Text RAG asks the model to answer from a transcript of a document. Multimodal RAG hands it the document. For anything where layout is meaning, that is the difference between a guess and an answer.
Making it work in practice
- Render PDFs to page images. Convert each page to an image so charts, tables, and layout survive — do not pre-flatten everything to text.
- Pick the right granularity. Embed whole pages for context, or crop figures and tables for precision; match it to how your documents are organized.
- Keep a text path too. Hybrid retrieval — text embeddings plus image embeddings — beats either alone, especially for documents that mix prose and visuals.
- Mind the token cost. Images are expensive to pass to a vision-language model; retrieve tightly and send the fewest, smallest pages that still answer the question.

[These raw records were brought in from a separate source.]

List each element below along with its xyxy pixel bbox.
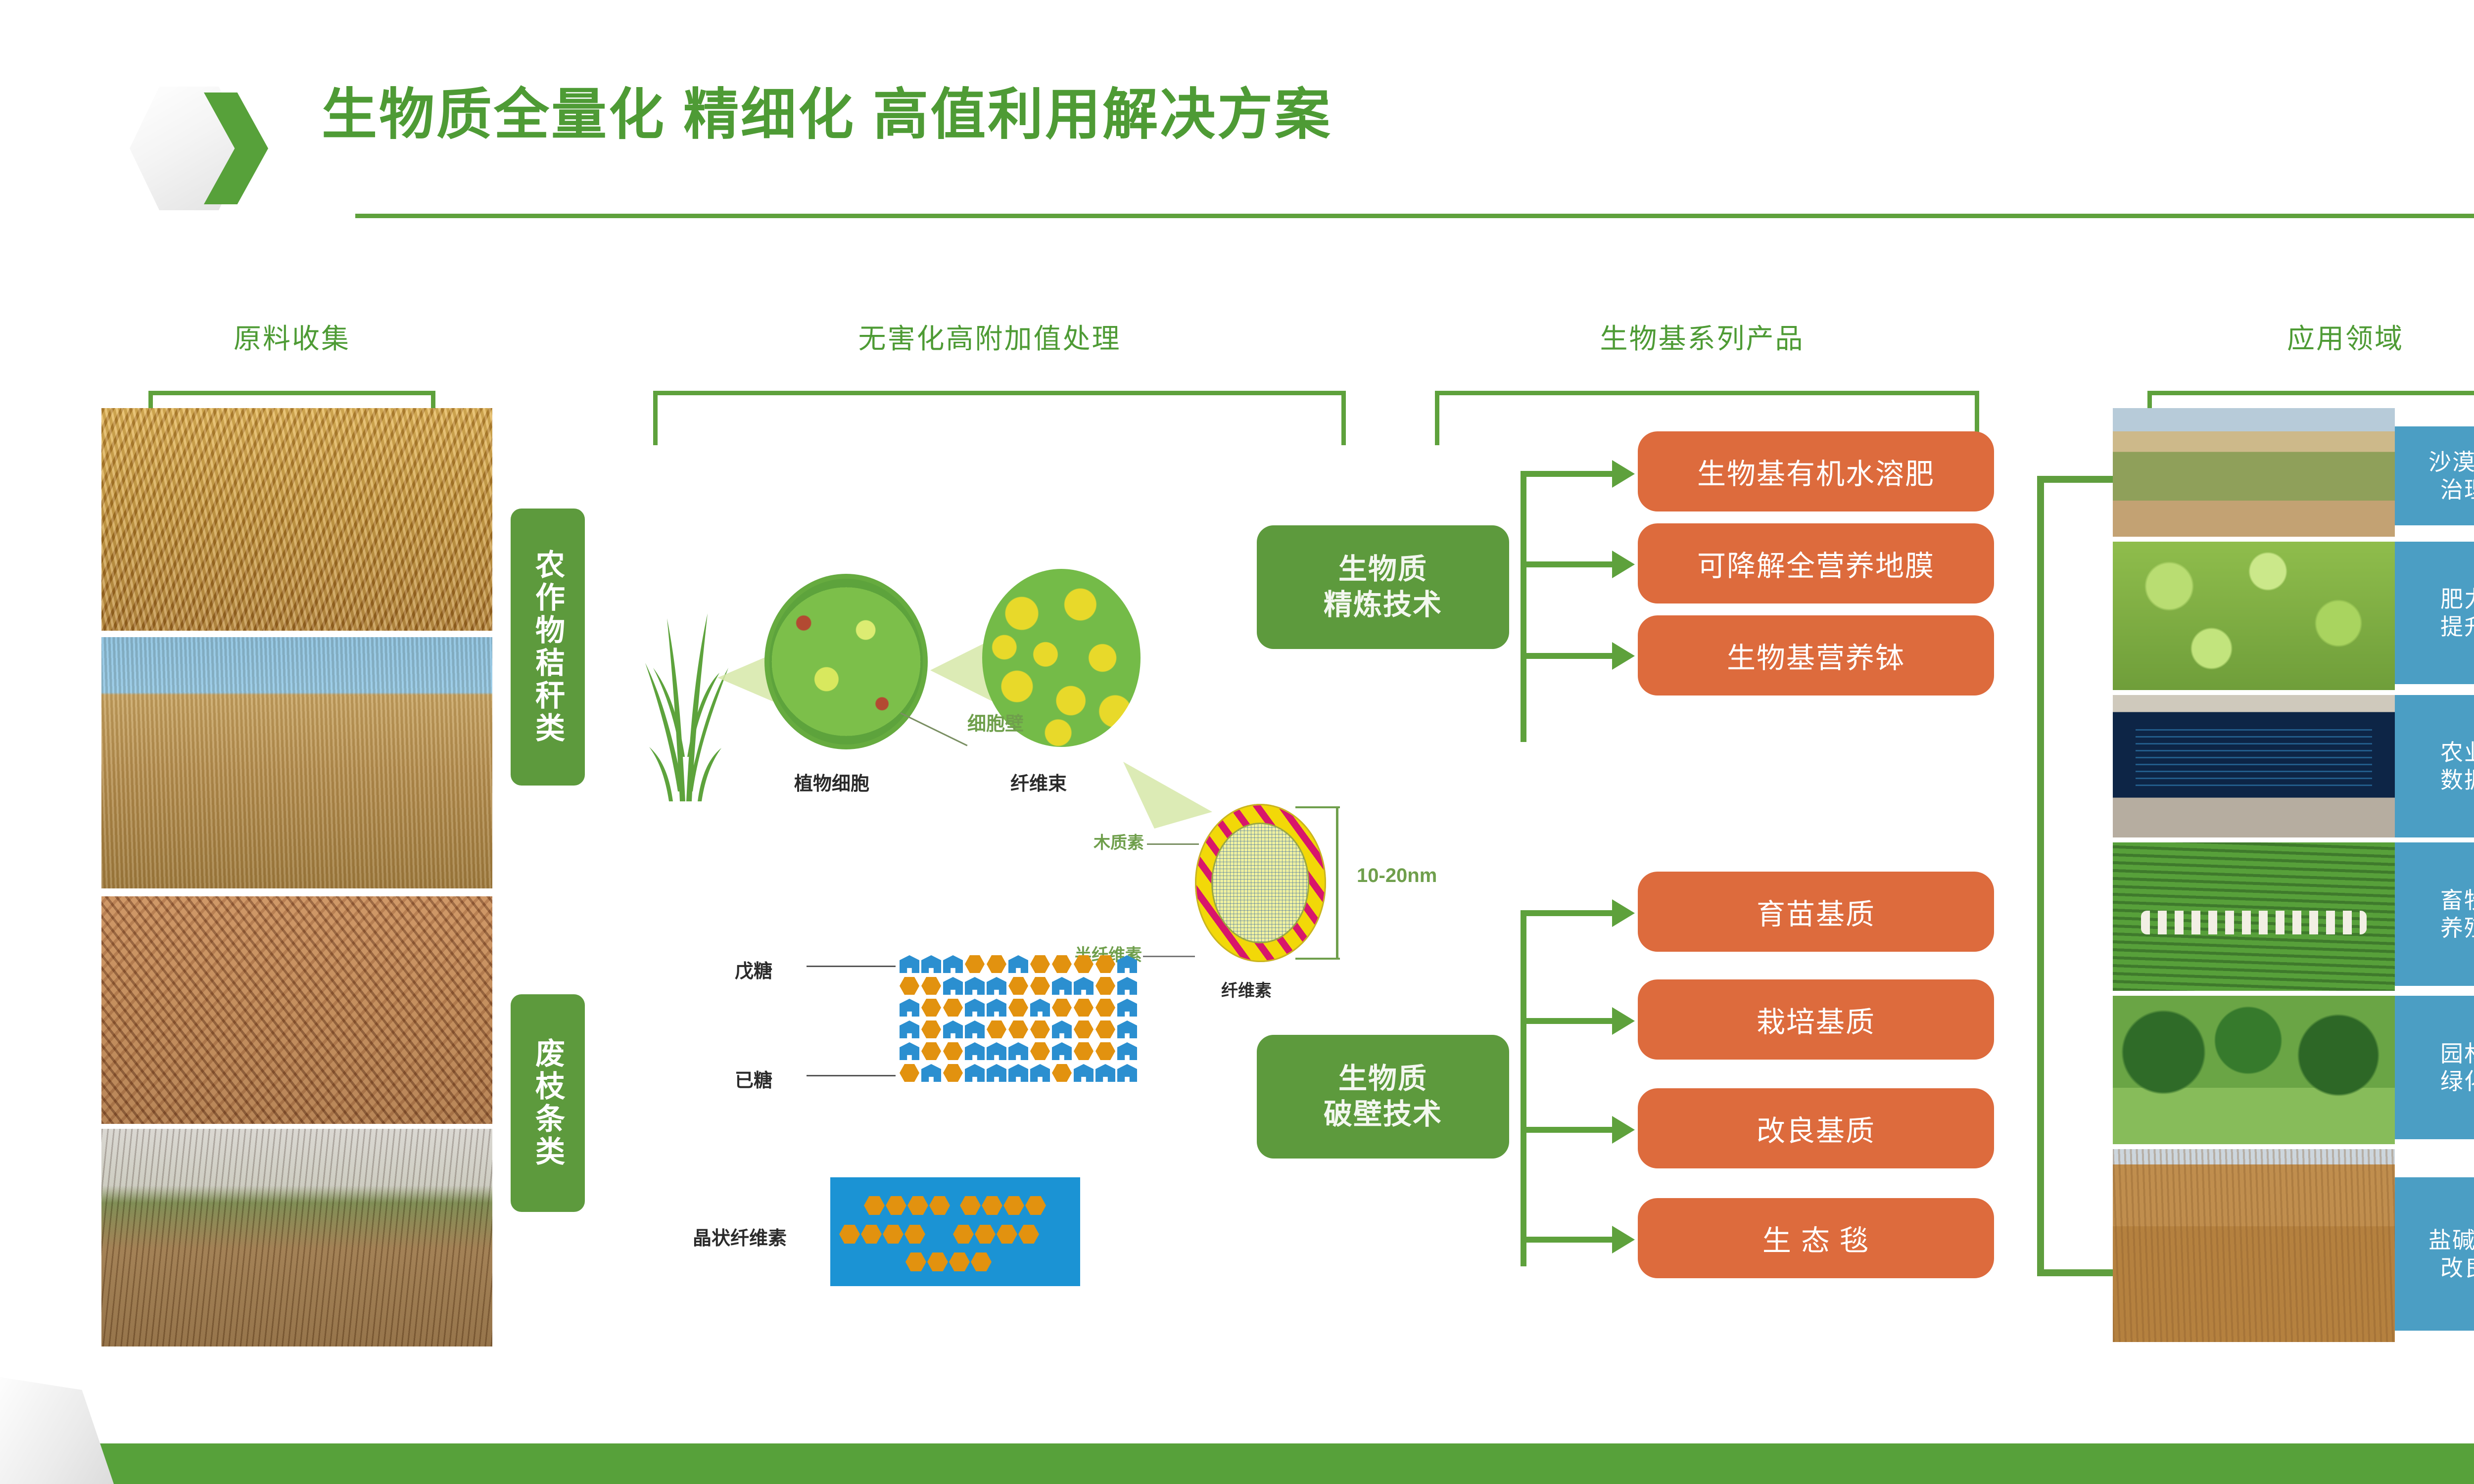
product-box-water-soluble-fertilizer[interactable]: 生物基有机水溶肥 — [1638, 431, 1994, 511]
photo-corn-straw — [101, 408, 492, 631]
plant-cell-illustration — [764, 574, 928, 749]
arrow-head-refining-1 — [1612, 460, 1635, 488]
product-box-seedling-substrate[interactable]: 育苗基质 — [1638, 872, 1994, 952]
cell-wall-leader-line — [900, 712, 967, 746]
grass-plant-icon — [638, 524, 732, 801]
dimension-line — [1336, 807, 1338, 960]
pentose-leader-line — [807, 966, 896, 967]
app-label-landscape-greening[interactable]: 园林绿化 — [2395, 996, 2474, 1139]
lignin-leader-line — [1147, 843, 1199, 845]
raw-material-label-crop-straw: 农作物秸秆类 — [511, 509, 585, 786]
app-label-line2: 治理 — [2440, 477, 2474, 503]
arrow-head-refining-2 — [1612, 551, 1635, 578]
sugar-chain-row — [900, 977, 1137, 995]
app-photo-desert-vegetation — [2113, 408, 2395, 537]
product-box-ecological-blanket[interactable]: 生 态 毯 — [1638, 1198, 1994, 1278]
arrow-head-breaking-1 — [1612, 899, 1635, 927]
page-title: 生物质全量化 精细化 高值利用解决方案 — [322, 84, 1332, 145]
footer-bar — [0, 1443, 2474, 1484]
app-photo-cabbage-field — [2113, 542, 2395, 690]
label-fiber-dimension: 10-20nm — [1357, 865, 1437, 887]
section-title-processing: 无害化高附加值处理 — [643, 317, 1336, 357]
hexagon-chevron-icon — [130, 87, 273, 219]
dimension-tick-bottom — [1295, 958, 1340, 960]
app-photo-saline-alkali-land — [2113, 1149, 2395, 1342]
app-label-line1: 盐碱地 — [2428, 1227, 2474, 1253]
arrow-trunk-refining — [1521, 471, 1526, 742]
app-label-line2: 提升 — [2440, 614, 2474, 640]
app-label-line2: 数据 — [2440, 767, 2474, 793]
arrow-head-breaking-3 — [1612, 1116, 1635, 1144]
photo-pruned-branches — [101, 896, 492, 1124]
arrow-arm-refining-3 — [1521, 653, 1615, 659]
sugar-chain-row — [900, 999, 1137, 1017]
tech-box-refining[interactable]: 生物质 精炼技术 — [1257, 525, 1509, 649]
crystalline-cellulose-diagram — [830, 1177, 1080, 1286]
app-label-line1: 畜牧 — [2440, 887, 2474, 913]
label-cellulose: 纤维素 — [1221, 977, 1272, 1001]
app-label-saline-land-improvement[interactable]: 盐碱地改良 — [2395, 1177, 2474, 1331]
cellulose-core-illustration — [1211, 823, 1309, 943]
product-box-biodegradable-mulch-film[interactable]: 可降解全营养地膜 — [1638, 523, 1994, 603]
photo-baled-straw — [101, 637, 492, 888]
tech-box-cell-wall-breaking[interactable]: 生物质 破壁技术 — [1257, 1035, 1509, 1159]
dimension-tick-top — [1295, 806, 1340, 808]
product-box-improvement-substrate[interactable]: 改良基质 — [1638, 1088, 1994, 1168]
app-label-fertility-improvement[interactable]: 肥力提升 — [2395, 542, 2474, 684]
product-box-cultivation-substrate[interactable]: 栽培基质 — [1638, 979, 1994, 1060]
arrow-arm-refining-2 — [1521, 561, 1615, 567]
tech-label-line2: 精炼技术 — [1324, 587, 1442, 623]
arrow-head-breaking-2 — [1612, 1007, 1635, 1035]
app-label-desertification-control[interactable]: 沙漠化治理 — [2395, 426, 2474, 525]
arrow-arm-breaking-1 — [1521, 910, 1615, 916]
label-cell-wall: 细胞壁 — [967, 708, 1024, 736]
tech-label-line2: 破壁技术 — [1324, 1097, 1442, 1133]
arrow-arm-breaking-3 — [1521, 1127, 1615, 1133]
product-box-nutrition-pot[interactable]: 生物基营养钵 — [1638, 615, 1994, 696]
section-title-raw-material: 原料收集 — [148, 317, 435, 357]
label-hexose: 已糖 — [735, 1065, 772, 1092]
app-label-livestock-breeding[interactable]: 畜牧养殖 — [2395, 842, 2474, 986]
arrow-head-breaking-4 — [1612, 1226, 1635, 1253]
app-label-agriculture-data[interactable]: 农业数据 — [2395, 695, 2474, 837]
hexose-leader-line — [807, 1075, 896, 1076]
page-header: 生物质全量化 精细化 高值利用解决方案 — [0, 0, 2474, 232]
arrow-arm-breaking-2 — [1521, 1018, 1615, 1024]
app-label-line2: 绿化 — [2440, 1068, 2474, 1094]
label-pentose: 戊糖 — [735, 956, 772, 983]
app-label-line1: 园林 — [2440, 1041, 2474, 1067]
footer-wedge-decoration — [0, 1377, 114, 1484]
app-label-line1: 农业 — [2440, 740, 2474, 765]
app-label-line1: 沙漠化 — [2428, 449, 2474, 475]
magnify-beam-3 — [1123, 762, 1212, 829]
label-fiber-bundle: 纤维束 — [1010, 768, 1067, 795]
section-title-applications: 应用领域 — [2147, 317, 2474, 357]
label-lignin: 木质素 — [1094, 829, 1144, 853]
tech-label-line1: 生物质 — [1338, 1061, 1427, 1097]
section-bracket-processing — [653, 391, 1346, 445]
app-label-line2: 改良 — [2440, 1255, 2474, 1281]
sugar-chain-row — [900, 1020, 1137, 1038]
section-title-products: 生物基系列产品 — [1425, 317, 1979, 357]
app-label-line1: 肥力 — [2440, 586, 2474, 612]
app-photo-data-control-room — [2113, 695, 2395, 837]
sugar-chain-row — [900, 1064, 1137, 1082]
application-bracket-spine — [2037, 476, 2044, 1276]
photo-vineyard-pruning — [101, 1129, 492, 1346]
title-underline — [355, 214, 2474, 218]
arrow-arm-refining-1 — [1521, 471, 1615, 477]
label-crystalline-cellulose: 晶状纤维素 — [693, 1223, 787, 1250]
hemicellulose-leader-line — [1143, 956, 1195, 957]
app-photo-park-trees — [2113, 996, 2395, 1144]
app-label-line2: 养殖 — [2440, 915, 2474, 941]
label-plant-cell: 植物细胞 — [794, 768, 869, 795]
arrow-head-refining-3 — [1612, 642, 1635, 670]
raw-material-label-waste-branch: 废枝条类 — [511, 994, 585, 1212]
sugar-chain-row — [900, 1042, 1137, 1060]
arrow-trunk-breaking — [1521, 910, 1526, 1266]
tech-label-line1: 生物质 — [1338, 552, 1427, 588]
sugar-chain-row — [900, 955, 1137, 973]
app-photo-grazing-sheep — [2113, 842, 2395, 991]
arrow-arm-breaking-4 — [1521, 1237, 1615, 1243]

- Ground and cite. Have the model point to the page or region it used, so a visual answer is verifiable instead of just confident.
The bottom line
If your knowledge base is full of PDFs, charts, scans, and tables, text-only RAG is leaving most of the information on the floor at ingestion. Multimodal RAG keeps the visuals intact — retrieve relevant pages with a multimodal embedder or enriched descriptions, then let a vision-language model read them — and suddenly the documents you could not search become the ones you answer from.
The mindset shift is to stop forcing every document through a text bottleneck. Some knowledge is visual; build a pipeline that can see it, and your retrieval finally matches the documents people actually have.